Our kids deserve clear, unambiguous messages about the dangers
associated with marijuana, the very type of messages that have helped
drive down use among Massachusetts high school and middle school
students from 50 percent to 41 percent since 2001.

On a national level, annual prevalence of marijuana use has fallen 33
percent among eighth-graders and 25 percent among 10th-graders during
the same time period.

And that is important because turning back the tide of progress in
youth drug prevention is not only a Massachusetts issue, but rather
one that threatens kids everywhere - especially with other loosening
of restrictions on marijuana use being proposed in Congress.

Some supporters of decriminalization point to statistics showing that
relaxed laws have not led to an increase in marijuana use (even
though 65 percent of students in the SADD study cited the law as the
number one reason why they choose not to use drugs). Interesting
considering that SAMHSA reports half the states with the highest
percentage of new youth marijuana users have medical marijuana programs.

But debates over the data aside, shouldn't our focus remain on
reducing use, not on maintaining the status quo?

In What Americans Need to Know About Marijuana, the Office of
National Drug Control Policy (ONDCP) shoots holes in a series of
"myths" that no doubt perpetuate drug use by young people and
embolden even caring adults to send the message that smoking weed is
really no big deal. Among them:

. Marijuana is harmless.

. Marijuana is not addictive.

. Youth experimentation with marijuana is inevitable.

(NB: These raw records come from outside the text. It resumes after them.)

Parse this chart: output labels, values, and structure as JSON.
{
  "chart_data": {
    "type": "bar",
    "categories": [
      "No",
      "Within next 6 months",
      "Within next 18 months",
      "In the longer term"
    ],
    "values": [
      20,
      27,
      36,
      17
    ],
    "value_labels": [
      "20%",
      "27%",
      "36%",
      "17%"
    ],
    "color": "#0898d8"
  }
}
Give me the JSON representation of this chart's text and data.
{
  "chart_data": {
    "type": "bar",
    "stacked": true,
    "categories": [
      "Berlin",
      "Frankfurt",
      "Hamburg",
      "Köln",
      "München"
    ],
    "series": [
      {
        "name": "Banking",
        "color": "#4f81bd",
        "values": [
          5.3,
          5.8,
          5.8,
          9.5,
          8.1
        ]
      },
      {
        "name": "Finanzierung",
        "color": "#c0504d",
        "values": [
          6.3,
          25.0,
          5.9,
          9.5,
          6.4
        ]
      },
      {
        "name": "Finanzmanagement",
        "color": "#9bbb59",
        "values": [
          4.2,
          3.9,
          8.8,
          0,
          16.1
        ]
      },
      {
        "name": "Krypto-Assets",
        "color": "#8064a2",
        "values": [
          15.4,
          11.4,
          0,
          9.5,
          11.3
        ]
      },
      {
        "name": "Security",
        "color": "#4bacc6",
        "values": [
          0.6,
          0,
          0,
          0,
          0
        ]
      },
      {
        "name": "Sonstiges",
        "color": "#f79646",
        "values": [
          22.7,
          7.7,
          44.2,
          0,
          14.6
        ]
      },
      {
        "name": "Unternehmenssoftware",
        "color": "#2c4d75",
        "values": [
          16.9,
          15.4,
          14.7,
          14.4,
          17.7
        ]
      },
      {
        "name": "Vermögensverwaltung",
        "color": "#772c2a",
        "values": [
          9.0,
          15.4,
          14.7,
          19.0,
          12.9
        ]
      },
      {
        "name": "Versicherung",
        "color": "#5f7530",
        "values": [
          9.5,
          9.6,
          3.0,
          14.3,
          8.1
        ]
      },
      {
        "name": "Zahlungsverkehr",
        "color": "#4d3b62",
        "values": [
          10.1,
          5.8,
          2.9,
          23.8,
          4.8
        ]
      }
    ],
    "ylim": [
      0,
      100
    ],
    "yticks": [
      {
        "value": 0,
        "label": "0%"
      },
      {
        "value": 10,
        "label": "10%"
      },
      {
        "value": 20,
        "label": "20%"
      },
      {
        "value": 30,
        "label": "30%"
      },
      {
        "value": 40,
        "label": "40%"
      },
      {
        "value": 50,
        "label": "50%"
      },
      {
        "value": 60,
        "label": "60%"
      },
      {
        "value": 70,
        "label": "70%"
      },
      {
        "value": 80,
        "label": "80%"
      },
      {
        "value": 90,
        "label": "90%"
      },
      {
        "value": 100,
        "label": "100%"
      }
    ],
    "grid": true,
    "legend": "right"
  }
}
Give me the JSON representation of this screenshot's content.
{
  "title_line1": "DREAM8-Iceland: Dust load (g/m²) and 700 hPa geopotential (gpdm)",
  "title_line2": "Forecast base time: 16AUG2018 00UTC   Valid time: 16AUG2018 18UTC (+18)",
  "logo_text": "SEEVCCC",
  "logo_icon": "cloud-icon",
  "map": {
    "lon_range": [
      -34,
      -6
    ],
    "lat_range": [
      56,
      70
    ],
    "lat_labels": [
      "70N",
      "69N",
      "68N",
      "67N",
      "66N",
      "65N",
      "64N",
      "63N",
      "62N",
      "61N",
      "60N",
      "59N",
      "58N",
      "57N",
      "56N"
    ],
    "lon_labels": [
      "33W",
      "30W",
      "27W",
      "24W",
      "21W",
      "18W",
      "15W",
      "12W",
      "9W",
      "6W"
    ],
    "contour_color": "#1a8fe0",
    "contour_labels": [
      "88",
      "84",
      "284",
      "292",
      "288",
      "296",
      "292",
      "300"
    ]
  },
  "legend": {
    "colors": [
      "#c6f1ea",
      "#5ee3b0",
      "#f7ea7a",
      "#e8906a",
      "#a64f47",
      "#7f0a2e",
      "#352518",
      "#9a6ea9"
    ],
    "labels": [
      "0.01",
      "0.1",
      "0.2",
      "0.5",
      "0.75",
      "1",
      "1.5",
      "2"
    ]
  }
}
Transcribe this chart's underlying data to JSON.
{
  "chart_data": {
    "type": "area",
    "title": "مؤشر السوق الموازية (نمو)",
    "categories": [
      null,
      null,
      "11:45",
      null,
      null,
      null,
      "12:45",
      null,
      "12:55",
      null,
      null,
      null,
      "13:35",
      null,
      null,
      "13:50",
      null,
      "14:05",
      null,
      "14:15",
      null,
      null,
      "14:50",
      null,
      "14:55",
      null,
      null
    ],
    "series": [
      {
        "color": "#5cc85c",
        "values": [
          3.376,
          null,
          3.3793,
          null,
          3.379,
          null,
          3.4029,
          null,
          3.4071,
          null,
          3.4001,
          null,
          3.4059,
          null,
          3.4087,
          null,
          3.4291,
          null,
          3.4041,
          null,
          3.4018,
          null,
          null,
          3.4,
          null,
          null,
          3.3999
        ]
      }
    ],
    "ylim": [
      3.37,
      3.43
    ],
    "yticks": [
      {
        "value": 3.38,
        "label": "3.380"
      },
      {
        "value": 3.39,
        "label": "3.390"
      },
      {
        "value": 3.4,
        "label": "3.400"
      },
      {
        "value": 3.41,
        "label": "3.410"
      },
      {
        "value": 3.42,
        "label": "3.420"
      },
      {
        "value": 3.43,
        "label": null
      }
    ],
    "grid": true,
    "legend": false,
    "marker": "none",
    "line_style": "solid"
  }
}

In their place, ONDCP advocates for a closer examination of the
facts, including the incredibly powerful role that parents can play
in keeping their kids drug-free by staying involved, setting limits,
and enforcing consequences.

The importance of empowered parents in reducing youth drug use cannot
be overstated, especially in the face of well-funded state and
national campaigns to decriminalize the potent presence of marijuana
in too many young lives. It is, without a doubt, a clear and present danger.